In this scenario of saturation and heightened consumer awareness, it has become more challenging for brands to defend their existence and differentiate from competition. Some take-aways that might help:
Starting young: Healthcare and nutrition have always sparked the interest of a wide and diverse Canadian audience. It’s not just the baby boomers that are intrigued by the subject though; the millennials are now leading the ‘healthcare consumerism’ revolution and have been known to be “supplement-savvy” as this article puts it. Very often, mitigating the guilt of poor dietary choices is behind this trend. What it means for brands: Might be interesting to break traditional category codes in packaging, use consumer-friendly language and state benefits upfront to help the purchase journey. Take a cue from the very successful Vitamin Water.
Wellness is the new healthy: The language of health is transitioning from treatment to prevention. It’s gone beyond just the yoga and smoothie culture, to the consumption of supplements like CoQ10 (for heart health) and probiotics and it has every healthcare giant manufacturing their brand of it in different formats and flavours. No jokes, CoQ10 even comes in a lip balm. What it means for brands: Differentiating is key. It might also be worth considering alternate sampling and retail environments besides the boring drug store.

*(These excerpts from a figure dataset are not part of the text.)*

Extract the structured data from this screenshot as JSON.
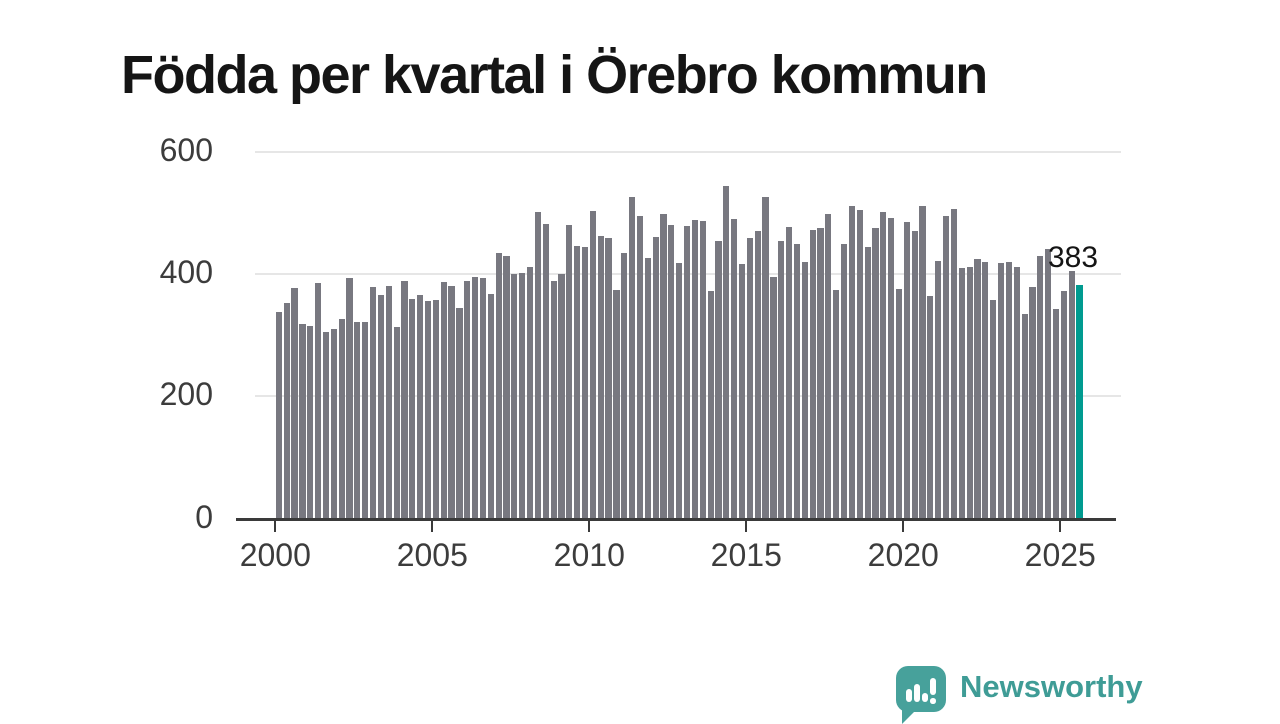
{
  "title": "Födda per kvartal i Örebro kommun",
  "annotation": {
    "label": "383"
  },
  "branding": {
    "name": "Newsworthy",
    "icon": "newsworthy-speech-bubble-chart-icon"
  },
  "colors": {
    "bar": "#787880",
    "highlight": "#009b90",
    "grid": "#e6e6e6",
    "axis": "#3a3a3a",
    "tick_text": "#3c3c3c",
    "title_text": "#151515",
    "brand": "#3f9c96"
  },
  "chart_data": {
    "type": "bar",
    "title": "Födda per kvartal i Örebro kommun",
    "frequency": "quarterly",
    "x_start": "2000-Q1",
    "x_end": "2025-Q3",
    "values": [
      338,
      353,
      378,
      319,
      315,
      385,
      306,
      311,
      327,
      394,
      322,
      322,
      379,
      366,
      381,
      314,
      388,
      359,
      366,
      356,
      357,
      387,
      380,
      345,
      389,
      396,
      393,
      368,
      435,
      430,
      401,
      402,
      412,
      502,
      482,
      389,
      400,
      480,
      446,
      445,
      503,
      462,
      460,
      374,
      434,
      527,
      495,
      426,
      461,
      499,
      481,
      418,
      479,
      489,
      487,
      373,
      455,
      545,
      490,
      417,
      459,
      470,
      526,
      395,
      454,
      478,
      450,
      420,
      472,
      475,
      498,
      374,
      449,
      511,
      505,
      445,
      475,
      501,
      492,
      375,
      486,
      470,
      511,
      364,
      421,
      495,
      507,
      410,
      411,
      425,
      420,
      357,
      418,
      420,
      412,
      335,
      379,
      430,
      441,
      343,
      373,
      405,
      383
    ],
    "highlight_index": 102,
    "highlight_value_label": "383",
    "x_tick_labels": [
      "2000",
      "2005",
      "2010",
      "2015",
      "2020",
      "2025"
    ],
    "x_tick_years": [
      2000,
      2005,
      2010,
      2015,
      2020,
      2025
    ],
    "y_tick_labels": [
      "0",
      "200",
      "400",
      "600"
    ],
    "y_tick_values": [
      0,
      200,
      400,
      600
    ],
    "ylim": [
      0,
      600
    ],
    "grid": "horizontal",
    "legend": "none"
  }
}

The rise of the conscientious label-reading consumer: Easy access to medical research and an interest in taking control of their health has led to consumers being more informed, conscious and aware of what they choose to ingest. What it means for brands: You can be sure when scouring the drug-store aisles, your consumer is not just picking up the first multi-v bottle they see – he or she is turning it over to see if it’s organic, vegan, gluten-free, non GMO. During my recent stint with Innovite Health, I was asked a bunch of these questions when sampling product at the Cardiac Health Association’s Walk of Life event. Naturally sourced is also a huge draw.
While the supplement-taking market continues to grow, there is still a sizeable, healthy population that does not rely on any simply because they haven’t found the need for it or require further guidance. There’s an opportunity here for brands to educate and inform this untapped market.
The supplement shelf is vast and cluttered and there continues to be a need for brands to disrupt category norms, innovate through technology and simplify the decision process – through both online and brick and mortar channels.
So, how are you picking out your supplements?